Elisha Barno celebrates with the flag of Kenya after winning the 34th running of the Los Angeles Marathon on Sunday.
(Dania Maxwell / Los Angeles Times)

The Los Angeles Marathon has another two-time champion.

Elisha Barno of Kenya won the L.A. Marathon in dramatic fashion Sunday, passing countryman John Korir over the final meters in the closest finish of the race’s 34-year history.

Barno won the men’s race in a time of 2 hours, 11 minutes and 46 seconds. Korir finished second (2:11:52), and Juan Luis Barrios (2:11.59) of Mexico was third.


Barno has won the Los Angeles Marathon twice — his first win came in 2017.

Korir, the brother of two-time L.A. Marathon champion Wesley Korir (2009-10), broke away from the main group of elite men runners before the 20-mile mark and appeared set to win after building a big gap over Barno and Barrios heading into the last mile and a half.

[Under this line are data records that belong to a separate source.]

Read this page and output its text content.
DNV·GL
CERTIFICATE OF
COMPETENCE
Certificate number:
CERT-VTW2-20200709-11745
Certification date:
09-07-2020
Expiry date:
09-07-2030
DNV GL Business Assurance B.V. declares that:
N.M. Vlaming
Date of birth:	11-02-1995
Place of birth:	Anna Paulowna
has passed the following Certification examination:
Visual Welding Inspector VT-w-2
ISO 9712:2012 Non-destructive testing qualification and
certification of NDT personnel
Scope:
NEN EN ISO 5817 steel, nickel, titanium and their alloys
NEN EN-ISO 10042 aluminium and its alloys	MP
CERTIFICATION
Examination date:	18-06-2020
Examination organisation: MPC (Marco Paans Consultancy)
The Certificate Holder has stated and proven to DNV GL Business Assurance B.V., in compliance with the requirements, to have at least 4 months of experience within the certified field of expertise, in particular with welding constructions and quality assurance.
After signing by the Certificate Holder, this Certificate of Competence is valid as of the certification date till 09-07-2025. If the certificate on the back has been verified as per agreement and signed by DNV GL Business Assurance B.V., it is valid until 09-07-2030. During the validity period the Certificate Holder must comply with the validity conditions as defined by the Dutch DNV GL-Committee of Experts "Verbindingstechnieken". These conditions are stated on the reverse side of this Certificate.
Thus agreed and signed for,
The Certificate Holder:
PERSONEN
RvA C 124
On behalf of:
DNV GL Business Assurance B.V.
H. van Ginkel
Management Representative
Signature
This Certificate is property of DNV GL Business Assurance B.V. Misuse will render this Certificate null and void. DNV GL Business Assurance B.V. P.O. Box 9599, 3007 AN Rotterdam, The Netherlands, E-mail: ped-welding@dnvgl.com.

However, Korir’s pace began to slow over the final mile, allowing Barno to run past him on Ocean Ave. about 150 meters before the finish line.

Barno’s victory prevented countryman Weldon Kirui from becoming the first runner to win the L.A. Marathon three times. Kirui, who won the race in 2016 and 2018, finished fifth (2:13:24.11).

On the women’s side, Askale Merachi of Ethiopia broke the “stadium to the sea” course record with a winning time of 2:24:12 seconds. She broke the previous mark set by Lidiya Grigoryeva in 2006 by nearly a minute.

Kenya’s Cynthia Jerop finished second (2:25:54) and countrywoman Lucy Karimi (2:26:15) was third.

Merachi and Barno both receive $23,000 for winning their respective races.

Joshua Cassidy (1:31:48) won the men’s wheelchair race and Katrina Gerhard (1:56:22) took first in women’s wheelchair.

The annual race, which begins at Dodger Stadium and weaves past various Los Angeles landmarks on the way to Santa Monica, attracted 24,000 runners this year. The field consisted of runners from every state and 66 countries.

The L.A. Marathon attracted more than 24,000 runners from around the world.